The re-pricing of risk in the collateralized debt obligation (CDO) market came after losses earlier this month at two Bear Stearns Cos. hedge funds that had made bad bets on subprime mortgages.

Investors have already become more discriminating, demanding higher yields on junk bonds and risky bank loans.

Ahold's U.S. Foodservice, the second-largest U.S. food distributor, withdrew indefinitely its $3.36 billion bank loan and $650 million high-yield bond offering this week. Private equity firms Clayton, Dubilier & Rice and Kohlberg Kravis & Roberts are buying U.S. Foodservice for $7.1 billion.

On Friday, Bombardier Recreational Products postponed a 1.12 billion loan, sources told Reuters Loan Pricing Corp.

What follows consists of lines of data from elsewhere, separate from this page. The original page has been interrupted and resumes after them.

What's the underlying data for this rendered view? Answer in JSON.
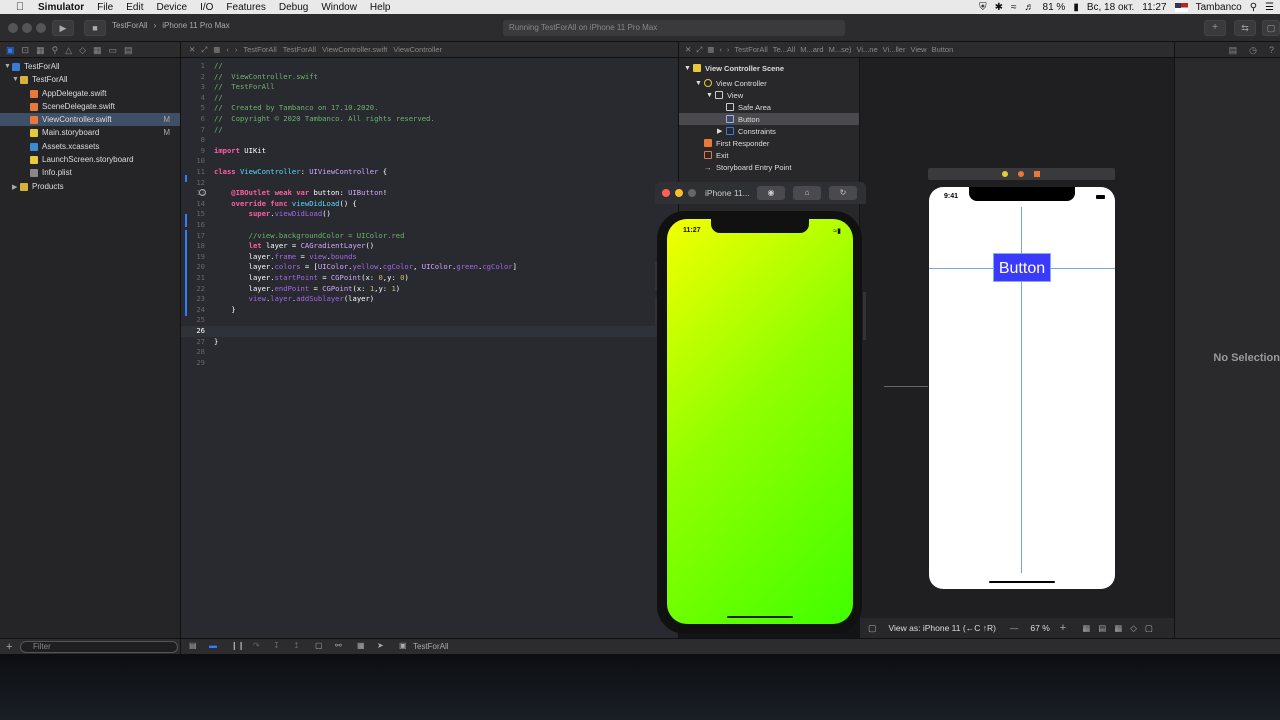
{
  "menubar": {
    "app": "Simulator",
    "items": [
      "File",
      "Edit",
      "Device",
      "I/O",
      "Features",
      "Debug",
      "Window",
      "Help"
    ],
    "battery": "81 %",
    "date": "Вс, 18 окт.",
    "time": "11:27",
    "user": "Tambanco"
  },
  "toolbar": {
    "scheme": "TestForAll",
    "device": "iPhone 11 Pro Max",
    "status": "Running TestForAll on iPhone 11 Pro Max"
  },
  "navigator": {
    "project": "TestForAll",
    "group": "TestForAll",
    "files": [
      {
        "name": "AppDelegate.swift",
        "badge": ""
      },
      {
        "name": "SceneDelegate.swift",
        "badge": ""
      },
      {
        "name": "ViewController.swift",
        "badge": "M"
      },
      {
        "name": "Main.storyboard",
        "badge": "M"
      },
      {
        "name": "Assets.xcassets",
        "badge": ""
      },
      {
        "name": "LaunchScreen.storyboard",
        "badge": ""
      },
      {
        "name": "Info.plist",
        "badge": ""
      }
    ],
    "products": "Products",
    "filter_placeholder": "Filter"
  },
  "editor": {
    "breadcrumb": [
      "TestForAll",
      "TestForAll",
      "ViewController.swift",
      "ViewController"
    ]
  },
  "ib": {
    "breadcrumb": [
      "TestForAll",
      "Te...All",
      "M...ard",
      "M...se)",
      "Vi...ne",
      "Vi...ller",
      "View",
      "Button"
    ],
    "outline": [
      "View Controller Scene",
      "View Controller",
      "View",
      "Safe Area",
      "Button",
      "Constraints",
      "First Responder",
      "Exit",
      "Storyboard Entry Point"
    ],
    "scene_time": "9:41",
    "button_label": "Button",
    "view_as": "View as: iPhone 11 (←C ↑R)",
    "zoom": "67 %",
    "no_selection": "No Selection"
  },
  "simulator": {
    "title": "iPhone 11...",
    "time": "11:27"
  },
  "debug": {
    "target": "TestForAll"
  }
}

Also, ServiceMaster raised interest rates on a $2.85 billion loan for a second time this week and postponed pricing of a $1.15 billion high-yield bond until Monday to secure investor interest, according to Reuters Loan Pricing Corp.

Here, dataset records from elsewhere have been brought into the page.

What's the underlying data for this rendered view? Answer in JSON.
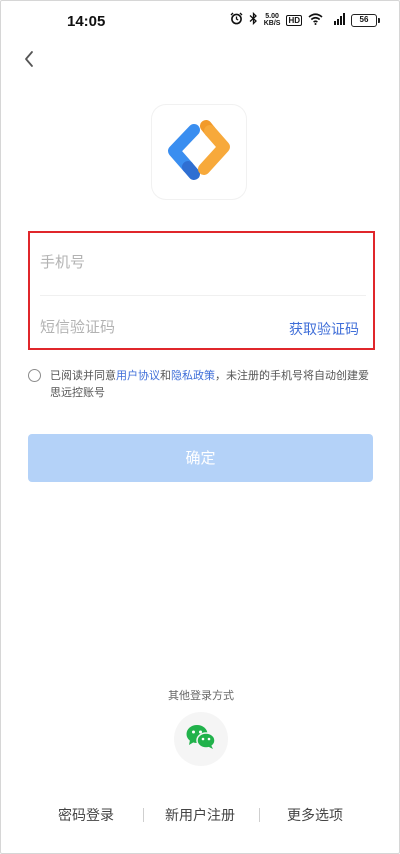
{
  "status_bar": {
    "time": "14:05",
    "alarm_icon": "alarm-icon",
    "bluetooth_icon": "bluetooth-icon",
    "speed_value": "5.00",
    "speed_unit": "KB/S",
    "hd_badge": "HD",
    "wifi_icon": "wifi-icon",
    "signal_label": "4G",
    "battery_level": "56"
  },
  "header": {
    "back_icon": "back-arrow-icon"
  },
  "logo": {
    "icon": "app-logo-icon",
    "colors": {
      "blue": "#3a8ef0",
      "orange": "#f7a93b"
    }
  },
  "form": {
    "phone_placeholder": "手机号",
    "phone_value": "",
    "sms_placeholder": "短信验证码",
    "sms_value": "",
    "get_code_label": "获取验证码",
    "highlight_color": "#e0262b"
  },
  "agreement": {
    "checked": false,
    "prefix": "已阅读并同意",
    "user_agreement": "用户协议",
    "and": "和",
    "privacy_policy": "隐私政策",
    "suffix": "，未注册的手机号将自动创建爱思远控账号"
  },
  "confirm_button": {
    "label": "确定",
    "enabled": false,
    "color": "#b4d2f8"
  },
  "other_login": {
    "title": "其他登录方式",
    "wechat_icon": "wechat-icon"
  },
  "bottom_nav": {
    "password_login": "密码登录",
    "register": "新用户注册",
    "more_options": "更多选项"
  },
  "accent_color": "#3f6ed8"
}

While default rates by less creditworthy borrowers in the subprime home mortgage market may have been rising, there have been no defaults by companies whose credits are behind other CDO vehicles that invest in mortgage, corporate and other asset back debt, said Jeffrey Gundlach, chief investment officer at the TCW Group in Los Angeles. The company manages about $160 billion in assets, including about $47 billion in CDOs.

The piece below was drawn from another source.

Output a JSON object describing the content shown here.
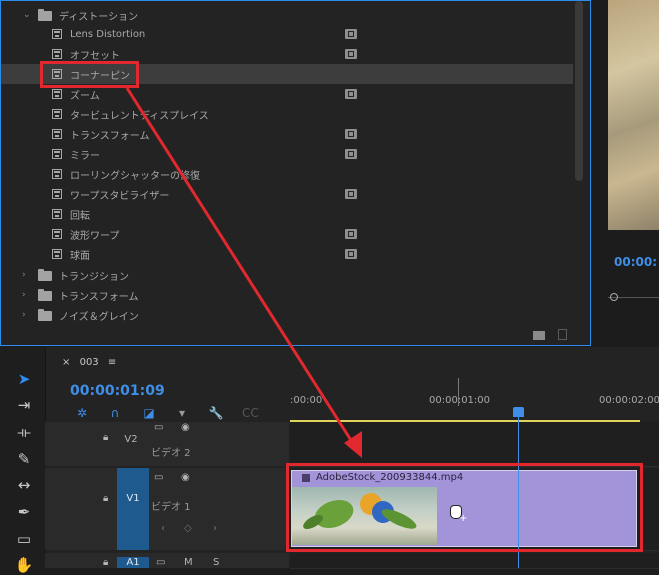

What's fascinating about this whole subprime thing is that there aren't any defaults. There may be defaults -- certainly the market is pricing for fear of defaults -- but it hasn't even shown up, Gundlach said.

The subprime mortgage market's problems will worsen over the next year, Gundlach said, but there is no rash of margin calls at other hedge funds, so global capital markets are not subject to systemic risk, he added in an interview.

A spectacular collapse by a big hedge fund is unlikely, Gundlack said, but he expected downgrades on some of the assets that TCW owns.

Are there more Bear Stearns? Probably not, Gundlach said. It's just going to stay bad is the problem. There will be selling pressure as risk is re-evaluated and pricing moves lower. There will be ongoing pain.

The U.S. housing market will likely remain in the doldrums for at least another year, but is unlikely to shackle the wider economy, said Margaret Patel, a senior portfolio manager at Evergreen Investments who overseas about $1.7 billion in assets, including high-yield debt.

The impact on the high-debt market is going to be relatively muted and to be felt most in the bottom tier part of the high-yield market, among the more marginal and the more extremely credit-sensitive names, Patel said.

Buyers of the most risky assets who can't liquidate their poor investments may be forced into selling some of their better quality, high-yielding assets, Patel said. That's a buying opportunity for investors, she said.

You have sellers who are selling, not because there's some change in the credits, but just because they need the cash, she said. We've had maybe a little bit of that across the board.

Patel said she's been a buyer recently, as has Carl Kaufman, a portfolio manager at Osterweis Capital Management in San Francisco.

As people panic and shake loose, what you find, sometimes, the names you've had on your buy list for a month and a half, two months, finally get to your price, he said.

Kaufman said he's bought debt of R.H. Donnelley Corp., a yellow pages publishers, at prices yielding about 1.0 percentage point more than last year, yielding between 680 and 690 basis points more than their benchmark.

In fact problems in the CDO market, that critics have pointed to as a sign credit standards have become lax, could be viewed as positive for investors, Kaufman said.

Contracts that use payment in kind toggle notes, which give a borrower the right to pay investors back in cash or more debt, and so-called covenant lite provisions, give borrowers breathing room to work out their problems, Kaufman said.

I'm guessing that this time around, the actual default rate on high-yield bonds peak to peak could actually be lower because there are fewer events of default, Kaufman said.